Da es dem Arbeitsgeber ohne weitere Informationen zu den finanziellen und organisatorischen Eckpunkten der unterbreiteten Vermittlungsvorschläge nahezu unmöglich sei, die Zumutbarkeit der Annahme eines Vermittlungsvorschlags durch den Arbeitnehmer zu beurteilen, leitet das LAG auf der Basis der Grundsätze zur sekundären Darlegungslast einen Auskunftsanspruch gegen den Kläger über den Inhalt der von der Agentur für Arbeit und dem Jobcenter unterbreiteten Vermittlungsvorschläge her. Das LAG stellt fest, dass der Kläger diesen Auskunftsanspruch erfüllt hat, indem er dem Arbeitgeber die ihm unterbreiteten Vermittlungsvorschläge mitgeteilt habe. Somit war nun wieder Sache der Beklagten hinreichend darzulegen, dass es dem Kläger zumutbar gewesen sei, einen der Vermittlungsvorschläge anzunehmen. Hier konnte die Beklagte nach der Beweiswürdigung des Gerichts hinreichend darlegen, dass sich der Kläger nicht auf sämtliche der ihm unterbreiteten Vermittlungsvorschläge beworben und er auch im Übrigen keine weiteren Bewerbungsbemühungen im Hinblick auf weitere von der Agentur für Arbeit bzw. dem Jobcenter benannten Jobofferten entfaltet hat. Ergänzend stellte das LAG auch auf die mangelnde sprachliche und optische Qualität der vom Kläger versandten Bewerbungsschreiben ab. Somit war wiederum der Kläger dahingehend beweisbelastet, dass ihm die Annahme eines Vermittlungs- oder Jobangebots unzumutbar gewesen sei. Da der Kläger Umstände, die gegen eine zumutbare Annahme eines ihm unterbreiteten Vermittlungs- und Jobangebots sprechen, nach Ansicht des LAG nicht hinreichend vorgetragen hat, griff der Einwand der Beklagten vollumfänglich, sodass dem Arbeitnehmer nach Ansicht des LAG kein Anspruch auf Zahlung einer Annahmeverzugsvergütung zustand.
Praxishinweis
Die wirtschaftliche Belastung mit Ansprüchen des Arbeitnehmers auf Zahlung einer Annahmeverzugsvergütung für den Fall einer langen Dauer eines Kündigungsschutzprozesses, an dessen Ende die Unwirksamkeit der ausgesprochenen Kündigung(en) festgestellt wird, ist für den Arbeitgeber eine große wirtschaftliche Last. Daher liegt es auf Seite des Arbeitgebers nahe, dem Anspruch des Arbeitnehmers auf Verzugsvergütung entgegenzuhalten, dieser habe realistische Beschäftigungsmöglichkeiten bei einem anderen Arbeitgeber nicht wahrgenommen.

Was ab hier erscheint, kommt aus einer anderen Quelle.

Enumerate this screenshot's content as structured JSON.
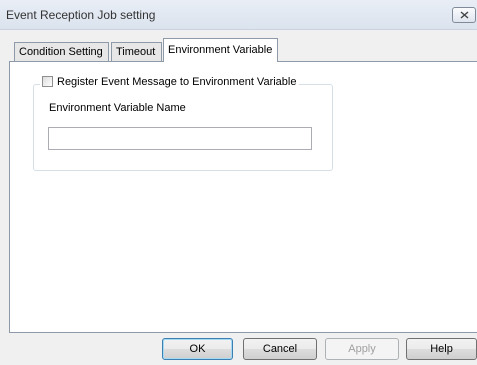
{
  "window": {
    "title": "Event Reception Job setting"
  },
  "tabs": [
    {
      "label": "Condition Setting",
      "active": false
    },
    {
      "label": "Timeout",
      "active": false
    },
    {
      "label": "Environment Variable",
      "active": true
    }
  ],
  "env_group": {
    "checkbox_label": "Register Event Message to Environment Variable",
    "checkbox_checked": false,
    "field_label": "Environment Variable Name",
    "field_value": "",
    "field_placeholder": ""
  },
  "buttons": {
    "ok": "OK",
    "cancel": "Cancel",
    "apply": "Apply",
    "help": "Help"
  },
  "icons": {
    "close": "close-icon"
  }
}
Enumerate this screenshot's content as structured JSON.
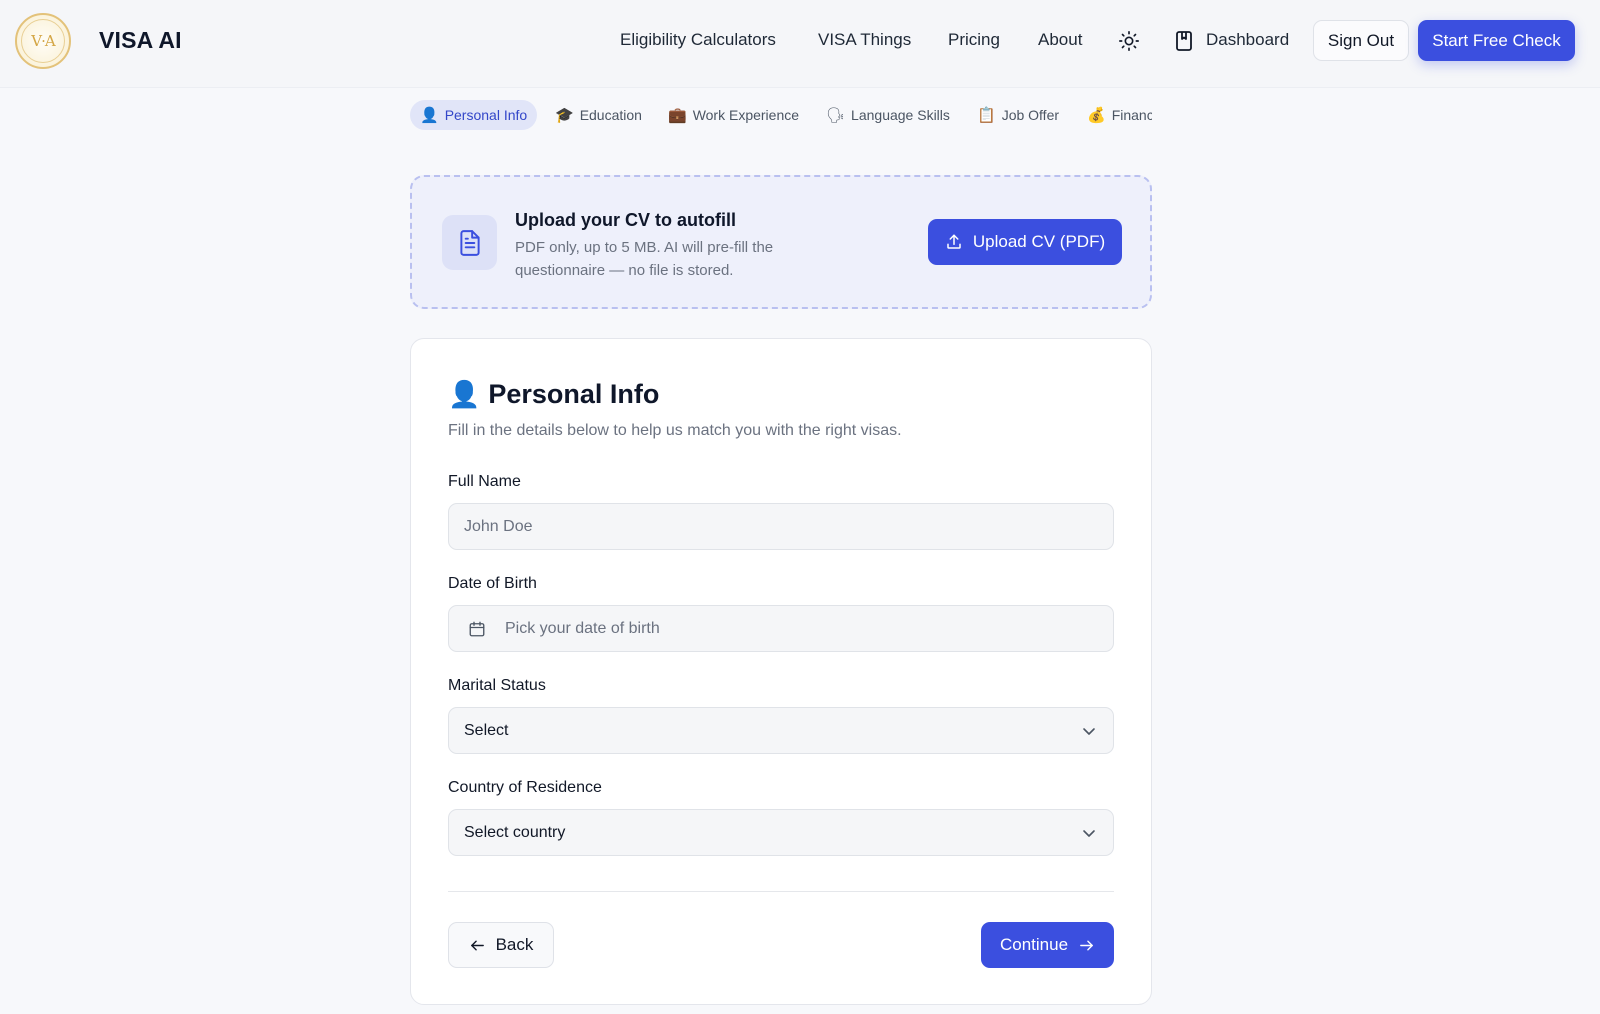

Arbeitgeber sind gut beraten, gegenüber dem Arbeitnehmer, der eine Annahmeverzugsvergütung eingeklagt hat, einen Auskunftsanspruch über den Inhalt der dem Arbeitnehmer unterbreiteten Vermittlungsvorschläge geltend zu machen, insbesondere nach der Tätigkeit, der Arbeitszeit, dem Arbeitsort und der Vergütung zu fragen. Führen die erteilten Auskünfte dazu, dass die Annahme der anderweitigen realistischen Beschäftigung dem Arbeitnehmer zumutbar erscheint, hat der Arbeitgeber gute Karten, den Anspruch auf Annahmevergütung vollständig zu Fall zu bringen.

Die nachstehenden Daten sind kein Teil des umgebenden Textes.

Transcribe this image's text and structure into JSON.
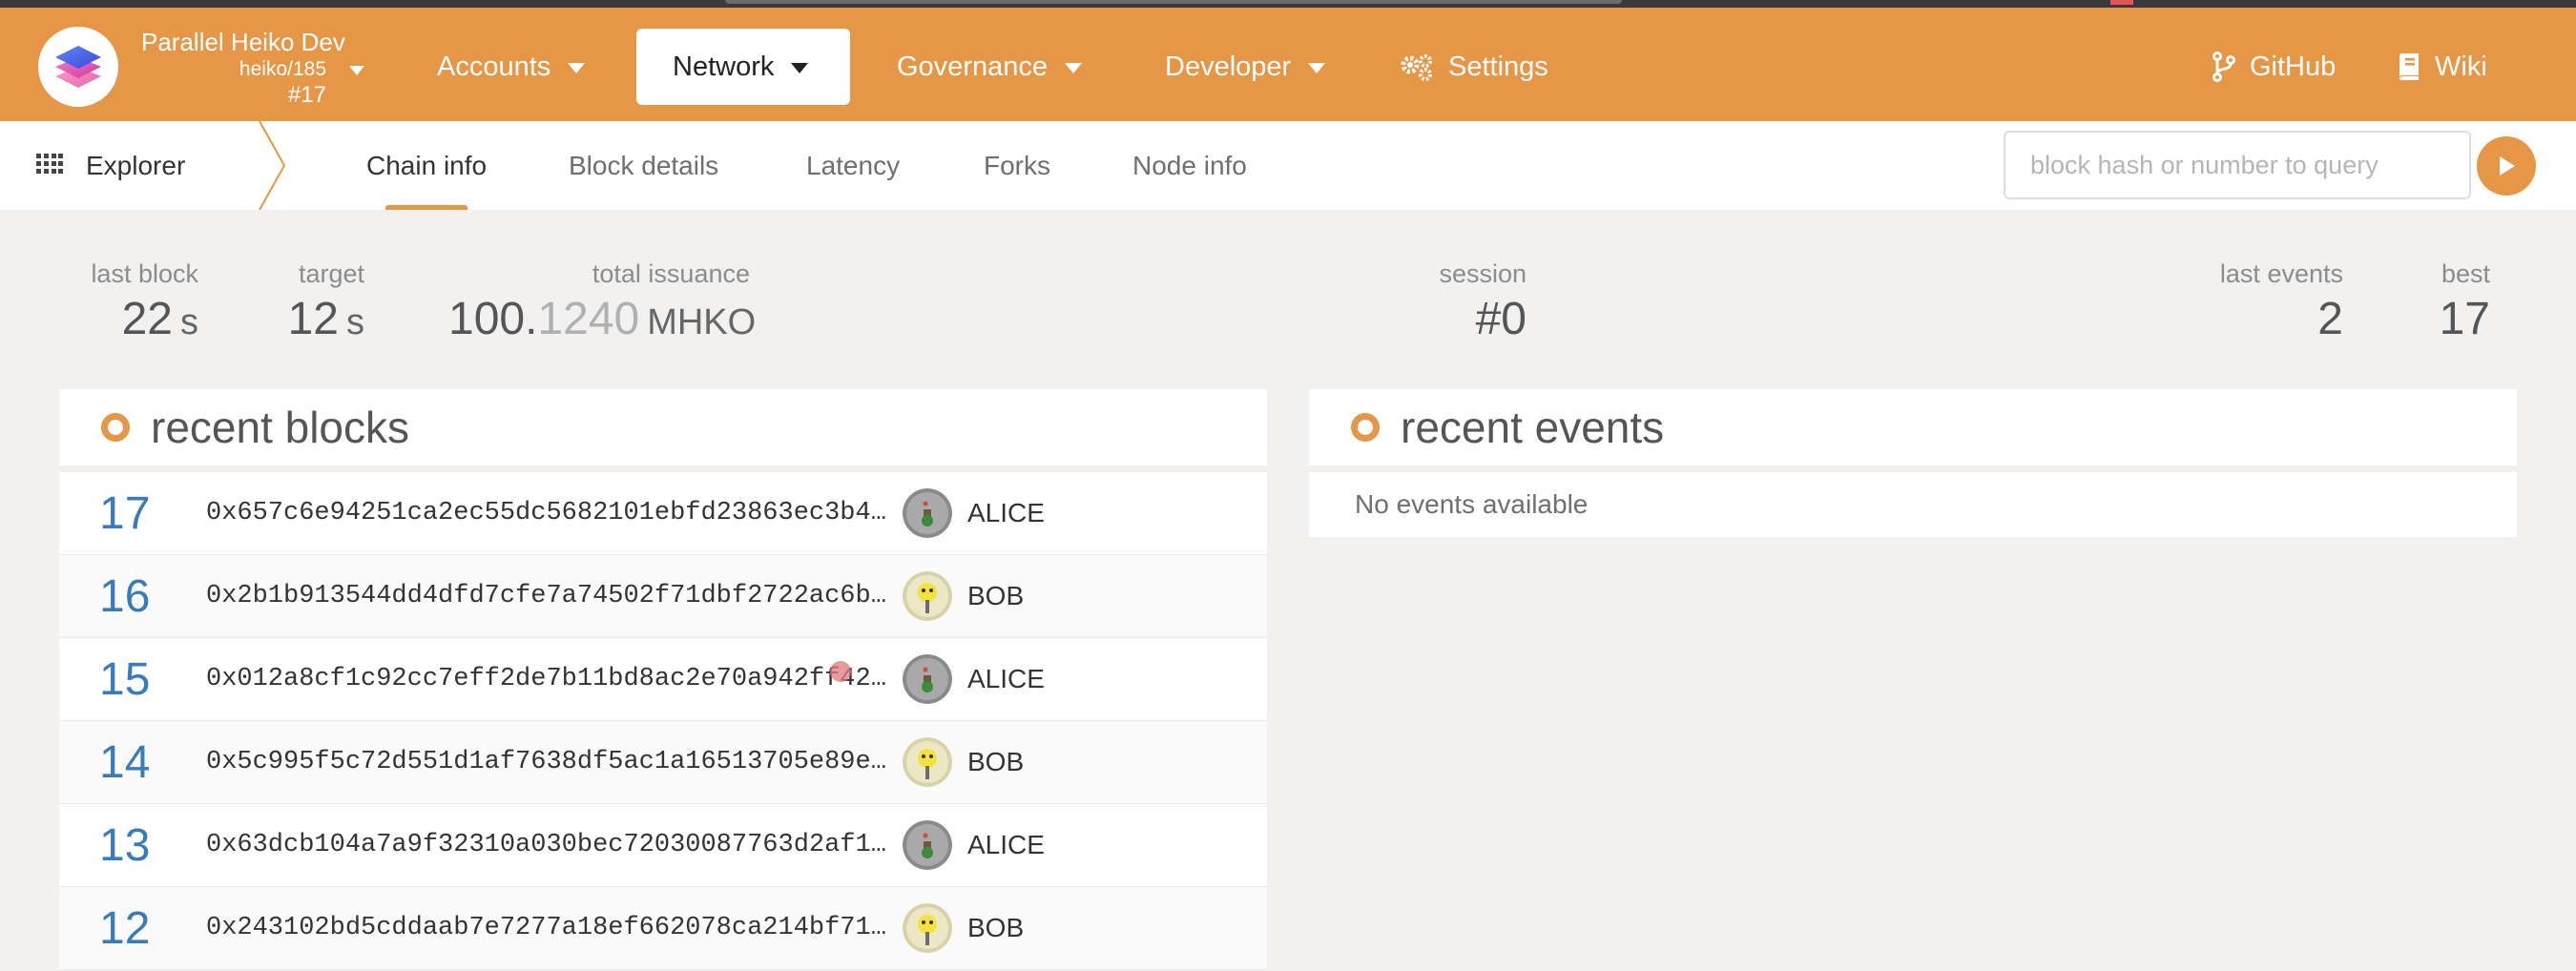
{
  "colors": {
    "accent": "#e59646",
    "block_number": "#3a7cb8"
  },
  "chain": {
    "name": "Parallel Heiko Dev",
    "spec": "heiko/185",
    "block": "#17"
  },
  "nav": {
    "accounts": "Accounts",
    "network": "Network",
    "governance": "Governance",
    "developer": "Developer",
    "settings": "Settings",
    "github": "GitHub",
    "wiki": "Wiki"
  },
  "subnav": {
    "explorer": "Explorer",
    "tabs": [
      "Chain info",
      "Block details",
      "Latency",
      "Forks",
      "Node info"
    ],
    "active_tab": "Chain info",
    "query_placeholder": "block hash or number to query",
    "query_value": ""
  },
  "summary": {
    "last_block": {
      "label": "last block",
      "value": "22",
      "unit": "s"
    },
    "target": {
      "label": "target",
      "value": "12",
      "unit": "s"
    },
    "total_issuance": {
      "label": "total issuance",
      "value_main": "100.",
      "value_dim": "1240",
      "unit": "MHKO"
    },
    "session": {
      "label": "session",
      "value": "#0"
    },
    "last_events": {
      "label": "last events",
      "value": "2"
    },
    "best": {
      "label": "best",
      "value": "17"
    }
  },
  "recent_blocks": {
    "title": "recent blocks",
    "rows": [
      {
        "number": "17",
        "hash": "0x657c6e94251ca2ec55dc5682101ebfd23863ec3b4…",
        "author": "ALICE",
        "avatar": "alice-identicon"
      },
      {
        "number": "16",
        "hash": "0x2b1b913544dd4dfd7cfe7a74502f71dbf2722ac6b…",
        "author": "BOB",
        "avatar": "bob-identicon"
      },
      {
        "number": "15",
        "hash": "0x012a8cf1c92cc7eff2de7b11bd8ac2e70a942ff42…",
        "author": "ALICE",
        "avatar": "alice-identicon"
      },
      {
        "number": "14",
        "hash": "0x5c995f5c72d551d1af7638df5ac1a16513705e89e…",
        "author": "BOB",
        "avatar": "bob-identicon"
      },
      {
        "number": "13",
        "hash": "0x63dcb104a7a9f32310a030bec72030087763d2af1…",
        "author": "ALICE",
        "avatar": "alice-identicon"
      },
      {
        "number": "12",
        "hash": "0x243102bd5cddaab7e7277a18ef662078ca214bf71…",
        "author": "BOB",
        "avatar": "bob-identicon"
      }
    ]
  },
  "recent_events": {
    "title": "recent events",
    "empty": "No events available"
  }
}
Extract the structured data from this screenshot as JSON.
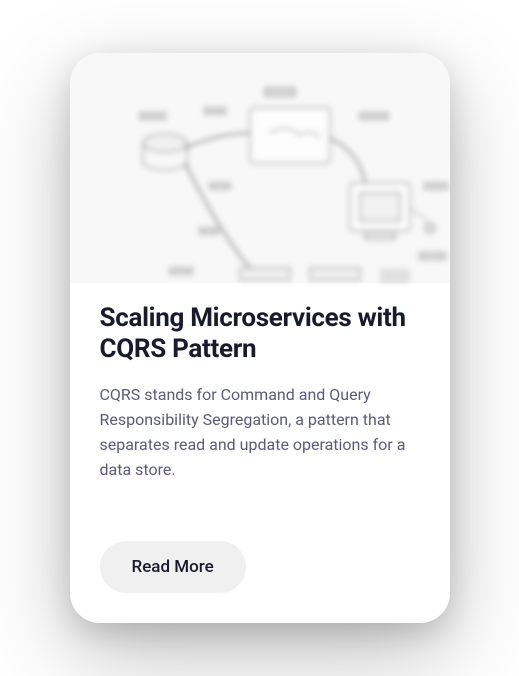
{
  "card": {
    "title": "Scaling Microservices with CQRS Pattern",
    "description": "CQRS stands for Command and Query Responsibility Segregation, a pattern that separates read and update operations for a data store.",
    "button_label": "Read More"
  }
}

Der Arbeitgeber sollte sich jedoch nicht allein auf den Auskunftsanspruch verlassen, sondern dem Arbeitnehmer proaktiv dem Anforderungsprofil des Arbeitnehmers entsprechende Stellenanzeigen übersenden und den Versand entsprechend dokumentieren. In diesem Fall muss der Arbeitnehmer wiederum Umstände vortragen, die ihm die Annahme der Beschäftigungsmöglichkeit unzumutbar machen. Angesichts der hohen Nachfrage nach Arbeitskräften, insbesondere nach Fachkräften, dürfte es passiven und bewerbungsunwilligen Arbeitnehmern nunmehr schwer fallen, erfolgreich die Zahlung einer (hohen) Annahmeverzugsvergütung bei länger dauernden Kündigungsschutzprozessen geltend zu machen.
Dies dürfte die Verhandlungsposition des Arbeitgebers bei Vergleichen erheblich stärken, da dem Arbeitnehmer bei passivem Bewerbungsverhalten für die Dauer des Kündigungsprozesses der vollständige Verlust der Annahmeverzugsvergütung droht.
Bisher nicht geklärt ist jedoch, ob sich der Auskunftsanspruch auch auf die eigenen Bewerbungsbemühungen des Arbeitnehmers erstreckt.